Discretizing Data

Discretization transforms continuous data by defining a set of cutoffs that subdivide a continuous domain into a finite set of homogeneous intervals.

The points in each interval should have a high probability of belonging to the same class. These intervals increase the effectiveness of data in the creation of predictive models.


Prerequisites

Additional tabs

The following additional tabs are provided:


Procedure

  1. Drag and drop the Discretize task onto the stage.

  2. Connect a task that contains the attributes you want to transform to the Discretize task.

  3. Double click the Discretize task. On the left hand side of the pane there is a list of all the available attributes in the dataset, which can be ordered and searched as required.

  4. Configure the options, as described in the table below.

  5. Save and compute the task

Discretize options

Name

PO

Description

Use previous cutoffs to discretize data

useprevious

If selected, the cutoffs defined in an upstream Discretize task will be used to discretize the new data, instead of defining new cutoffs.
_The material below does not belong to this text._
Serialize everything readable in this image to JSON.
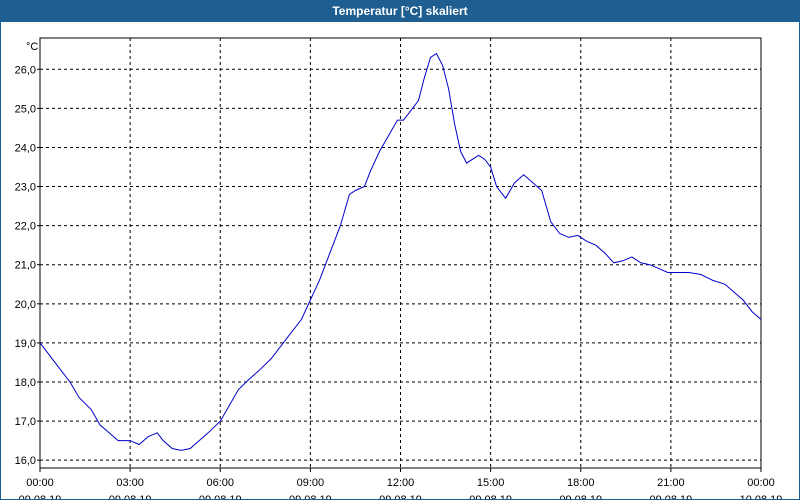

This is useful when you want data to be discretized in the same way in various point of the worklflow.

Method for discretization

inpdisctype

Select the method you want to use from the Method for discretization drop-down list. Possible values are:

  • Attribute Driven Incremental Discretization (0) (default choice): it is a top-down method that recursively adds separation points (cutoffs) for each discrete or continuous attribute. The method is designed to obtain a complete separation of the points of the training set, i.e. the discretization process must not generate ambiguities. This method is supervised and requires an output attribute.

  • Entropy (1): this top-down method recursively adds cutoffs according to a measure, based on entropy, of the information gain achieved by splitting an interval in two. This method is supervised and requires an output attribute.

  • ChiMerge (2): bottom-up chisquare-based technique that iteratively merges adjacent intervals according to a statistical measure of their similarity. This method is supervised and requires an output attribute.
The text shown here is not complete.